EDITOR’S LETTER
For a few weeks I have been following the highly recommended scientific dissemination portal by geologist Andrea Moccia: Geopop. There are several videos in which he addresses the issue of global warming but one of them, of which I want to summarize the content, struck me. The ability of the planet earth to manage the quantities of carbon is explained, by way of example, with a 750ml bottle of wine. Since I like beer and I like the idea of a 750ml beer even more, I’ll bring you the same metaphor in the form of hops. Let’s imagine the earth’s atmosphere as a 750ml bottle of beer. Let’s imagine then filled with 750ml of beer (possibly an amber beer), that is the quantity that the bottle is able to manage. Then take a small glass (the one that you pours out, filled with genepì, inside beers on tap) and pour it into the bottle. Immediately there is a problem: the additional genepì overflows from the bottle.

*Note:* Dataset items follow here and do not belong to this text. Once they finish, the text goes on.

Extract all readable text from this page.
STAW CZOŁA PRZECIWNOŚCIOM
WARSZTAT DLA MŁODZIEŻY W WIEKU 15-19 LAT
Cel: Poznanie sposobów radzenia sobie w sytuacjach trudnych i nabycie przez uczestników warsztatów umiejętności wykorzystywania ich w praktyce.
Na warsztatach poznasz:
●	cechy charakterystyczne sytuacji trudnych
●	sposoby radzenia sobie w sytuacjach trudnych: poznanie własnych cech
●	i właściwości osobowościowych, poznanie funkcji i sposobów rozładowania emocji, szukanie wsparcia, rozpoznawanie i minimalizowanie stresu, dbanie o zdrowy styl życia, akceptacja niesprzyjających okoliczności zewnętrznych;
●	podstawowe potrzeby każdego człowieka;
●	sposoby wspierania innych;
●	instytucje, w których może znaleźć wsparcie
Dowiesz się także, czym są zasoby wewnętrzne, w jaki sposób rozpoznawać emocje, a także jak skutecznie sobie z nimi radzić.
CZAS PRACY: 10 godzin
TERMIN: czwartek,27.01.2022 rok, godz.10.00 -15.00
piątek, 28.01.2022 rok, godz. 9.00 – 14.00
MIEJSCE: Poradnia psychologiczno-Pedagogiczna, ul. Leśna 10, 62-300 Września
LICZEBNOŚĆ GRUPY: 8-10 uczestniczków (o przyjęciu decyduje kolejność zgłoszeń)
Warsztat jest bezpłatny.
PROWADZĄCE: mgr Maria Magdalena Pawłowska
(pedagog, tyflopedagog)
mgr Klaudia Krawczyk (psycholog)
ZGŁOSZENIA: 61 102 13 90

There are still several people, Andrea explains, who see natural sources of carbon dioxide as proof that man-made CO2 is not a big problem. But let’s think about the bottle: the problem is not that the bottle contains 750ml of beer, since it is specially designed to handle that amount. The problem is that extra shot. The same concept, Andrea continues, applies to our emissions. The problem is not the 750 gigatons of carbon that the atmosphere contains and is capable of handling. Those 750 billion tons, being emitted naturally, have found an impressive natural balance and remained almost stable over time. The ocean, for example, releases about 90 gigatons of carbon into the atmosphere every year but absorbs about 92 from the atmosphere. Plants, Andrea continues with the examples, absorb about 120 gigatons through chlorophyll photosynthesis, but they release, at the same time, 59 with the respiration of plants and 58 through the decomposition of soils. You don’t need to be Einstein to notice that the amount of carbon released into the atmosphere is almost the same that the atmosphere loses. In other words, the biosphere, the lithosphere and the hydrosphere are capable of removing the same amount of carbon from the atmosphere that they release in it. An exceptional natural balance. Now, returning to the bottle of beer: it is as if this bottle exchanges the same quantity of liquid with other bottles, always letting out as much of it as it lets in, keeping the level stable. The problem is those 8 or 9 gigatons of carbon that we release into the atmosphere each year through human activities. This “small” quantity (because it is small, Andrea emphasizes, compared to the natural one) is a pain in the ass for the natural balance because the system cannot manage it. Furthermore, the consequent serious problem is that once the balance is broken it is not possible to reverse it, at least not in human times. The issues are complex, but the key message is this: “The problem is not the bottle, but the shot.”